Strategic buyers view buying a company as part of a larger picture, a piece in a strategic puzzle that gives them an advantage such as access to a new, fast-growing market, a unique product or a new technological innovation. They are looking for companies that fit strategically with their existing businesses.
Selling a business involves developing a plan that maximizes the value of the business. Before selling his or her business, an entrepreneur must ask himself or herself some important questions:
- Do you want to walk away from your business completely or do you plan to stay on after the sale? Sometimes, business owners want to sell their companies but stay on to operate them. Most times, the founder sells the company outright, but the buyer pays the founder to stay on as a manager or as a consultant for a short time. This allows an entrepreneur to avoid concentrating his or her personal wealth in a single asset – the business – and to stay involved in managing the company he or she founded.
- If you want to stay on, how involved do you want to be in the running of the company? Entrepreneurs can also transfer their businesses to their children but still maintain control over the business by forming a family limited partnership. The entrepreneur takes the role of the general partner, and the children become limited partners in the business.

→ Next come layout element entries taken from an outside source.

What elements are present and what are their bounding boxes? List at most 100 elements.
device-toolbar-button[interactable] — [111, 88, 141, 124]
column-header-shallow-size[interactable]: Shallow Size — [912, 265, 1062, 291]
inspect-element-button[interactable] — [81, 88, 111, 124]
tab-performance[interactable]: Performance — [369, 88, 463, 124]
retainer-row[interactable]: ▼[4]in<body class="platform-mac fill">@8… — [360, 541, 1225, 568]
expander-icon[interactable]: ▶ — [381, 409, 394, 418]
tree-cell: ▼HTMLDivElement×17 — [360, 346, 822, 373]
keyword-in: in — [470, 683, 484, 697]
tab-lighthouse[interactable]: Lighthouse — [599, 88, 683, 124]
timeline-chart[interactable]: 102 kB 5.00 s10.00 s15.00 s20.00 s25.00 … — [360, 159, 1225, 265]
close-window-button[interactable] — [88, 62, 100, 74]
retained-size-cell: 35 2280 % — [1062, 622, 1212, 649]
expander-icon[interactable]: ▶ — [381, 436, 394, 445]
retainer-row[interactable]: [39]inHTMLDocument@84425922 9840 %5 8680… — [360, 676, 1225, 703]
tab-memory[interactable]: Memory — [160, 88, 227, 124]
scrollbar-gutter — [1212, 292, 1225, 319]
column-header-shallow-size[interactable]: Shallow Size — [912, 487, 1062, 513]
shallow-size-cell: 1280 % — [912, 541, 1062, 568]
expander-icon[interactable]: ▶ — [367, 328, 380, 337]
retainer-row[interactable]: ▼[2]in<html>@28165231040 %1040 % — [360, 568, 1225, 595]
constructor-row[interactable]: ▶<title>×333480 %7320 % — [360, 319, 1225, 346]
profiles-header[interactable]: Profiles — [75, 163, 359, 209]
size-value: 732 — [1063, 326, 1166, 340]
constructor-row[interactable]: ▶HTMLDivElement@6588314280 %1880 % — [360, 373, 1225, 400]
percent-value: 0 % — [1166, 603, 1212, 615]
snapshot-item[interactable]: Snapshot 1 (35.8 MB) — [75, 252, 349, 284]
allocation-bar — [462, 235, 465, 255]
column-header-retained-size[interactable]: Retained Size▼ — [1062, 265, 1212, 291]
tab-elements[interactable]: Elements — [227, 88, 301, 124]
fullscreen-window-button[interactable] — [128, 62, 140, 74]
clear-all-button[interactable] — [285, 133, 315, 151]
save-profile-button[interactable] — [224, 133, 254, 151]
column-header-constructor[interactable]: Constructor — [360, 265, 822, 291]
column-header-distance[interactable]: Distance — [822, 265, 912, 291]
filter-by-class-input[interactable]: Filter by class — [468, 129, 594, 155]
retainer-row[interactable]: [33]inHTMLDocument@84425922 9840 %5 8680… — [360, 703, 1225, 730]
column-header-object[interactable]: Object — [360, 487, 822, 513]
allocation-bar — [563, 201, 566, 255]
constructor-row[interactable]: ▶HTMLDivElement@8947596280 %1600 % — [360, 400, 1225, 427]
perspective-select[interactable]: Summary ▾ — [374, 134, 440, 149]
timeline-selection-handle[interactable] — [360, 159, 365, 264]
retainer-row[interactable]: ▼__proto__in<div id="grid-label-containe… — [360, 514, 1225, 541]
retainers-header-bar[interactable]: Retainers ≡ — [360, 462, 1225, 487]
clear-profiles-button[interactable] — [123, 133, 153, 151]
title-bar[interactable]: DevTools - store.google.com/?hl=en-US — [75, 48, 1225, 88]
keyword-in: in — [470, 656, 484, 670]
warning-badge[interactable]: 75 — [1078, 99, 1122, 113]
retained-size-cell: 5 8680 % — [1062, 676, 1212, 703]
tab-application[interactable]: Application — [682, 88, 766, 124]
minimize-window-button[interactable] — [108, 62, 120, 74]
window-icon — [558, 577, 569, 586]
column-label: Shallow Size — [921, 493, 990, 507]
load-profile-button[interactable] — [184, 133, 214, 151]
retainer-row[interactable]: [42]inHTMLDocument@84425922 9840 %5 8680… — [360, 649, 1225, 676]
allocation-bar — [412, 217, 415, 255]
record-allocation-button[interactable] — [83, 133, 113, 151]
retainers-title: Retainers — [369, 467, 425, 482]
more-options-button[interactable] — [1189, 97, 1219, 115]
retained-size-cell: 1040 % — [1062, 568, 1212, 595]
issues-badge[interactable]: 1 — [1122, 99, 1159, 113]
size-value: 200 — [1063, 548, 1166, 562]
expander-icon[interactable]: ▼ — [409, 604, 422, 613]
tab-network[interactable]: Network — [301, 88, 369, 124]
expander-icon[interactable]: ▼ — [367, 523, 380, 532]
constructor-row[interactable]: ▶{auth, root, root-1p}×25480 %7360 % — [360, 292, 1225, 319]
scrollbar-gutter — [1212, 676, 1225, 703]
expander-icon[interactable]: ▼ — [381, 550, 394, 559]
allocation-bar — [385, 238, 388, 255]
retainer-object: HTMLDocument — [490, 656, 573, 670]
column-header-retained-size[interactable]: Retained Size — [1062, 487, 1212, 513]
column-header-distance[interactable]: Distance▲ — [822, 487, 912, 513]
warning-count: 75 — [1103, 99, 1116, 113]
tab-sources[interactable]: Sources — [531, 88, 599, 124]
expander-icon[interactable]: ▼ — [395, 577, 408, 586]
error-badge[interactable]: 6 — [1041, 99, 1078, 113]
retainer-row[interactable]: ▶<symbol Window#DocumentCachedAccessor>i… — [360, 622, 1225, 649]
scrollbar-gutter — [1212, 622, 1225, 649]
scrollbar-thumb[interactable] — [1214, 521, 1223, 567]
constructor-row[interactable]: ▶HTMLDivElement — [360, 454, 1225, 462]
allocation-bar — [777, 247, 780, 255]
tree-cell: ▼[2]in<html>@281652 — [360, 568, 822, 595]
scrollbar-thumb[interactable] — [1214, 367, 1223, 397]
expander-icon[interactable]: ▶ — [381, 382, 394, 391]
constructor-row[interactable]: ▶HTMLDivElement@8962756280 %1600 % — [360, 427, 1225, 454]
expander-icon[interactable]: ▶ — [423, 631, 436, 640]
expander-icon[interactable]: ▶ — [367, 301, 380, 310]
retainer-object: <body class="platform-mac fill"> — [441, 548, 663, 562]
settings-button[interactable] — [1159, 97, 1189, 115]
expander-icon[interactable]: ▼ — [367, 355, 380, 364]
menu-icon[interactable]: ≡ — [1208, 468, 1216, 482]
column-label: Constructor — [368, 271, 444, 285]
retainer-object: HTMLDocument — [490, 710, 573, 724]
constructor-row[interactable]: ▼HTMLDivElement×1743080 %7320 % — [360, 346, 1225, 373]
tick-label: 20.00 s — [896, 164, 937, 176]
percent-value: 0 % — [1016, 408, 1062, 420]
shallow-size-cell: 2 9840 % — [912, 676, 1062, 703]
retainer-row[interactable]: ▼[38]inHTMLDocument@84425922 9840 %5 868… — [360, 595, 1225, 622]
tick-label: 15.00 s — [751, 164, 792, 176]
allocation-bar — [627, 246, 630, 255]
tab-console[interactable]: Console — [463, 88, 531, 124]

- How much can you realistically get from the business? Sometimes, business owners sell a majority interest in their companies to investors, competitors, suppliers, or large companies; retain a portion of the ownership themselves; and agree to stay on after sale as managers or consultants.
- Is this amount of money sufficient to maintain your desired lifestyle? Rather than sell this business to an outsider, should you be transferring ownership to your children or to your employees?
- Who are the professionals – stockbrokers, accountants, attorneys, tax consultants – you will need to help you close the sale successfully? A skilled tax adviser or financial planner can help business sellers legally minimize the various taxes take out of the proceeds of the sale.
- How do you expect the buyer to pay for the company? For owners wanting the security of a sales contract now but not wanting to step down from the company’s helm for several years, a two-step sale may be ideal. In this case, the buyer purchases the business in two phases – getting 20 to 70 percent today and agreeing to buy the remainder within a specific period. Until the final transaction takes place, the entrepreneur retains at least partial control of the company. This is known as a “two-step-sale”.
- Are you willing to finance at least some of the purchase price?
Sellers who have answered these fundamental questions are prepared to move forward with the sale of their companies. While selling a business might be a difficult decision for the seller, it is also a huge win for the buyer. How?
The business might already be situated in the best location; employees and suppliers are already established; equipment is installed and its productive capacity is known; inventory is in place and trade credit is established. The buyer can leverage these as well as the exposure, experience and expertise of the previous owner to hit the ground running.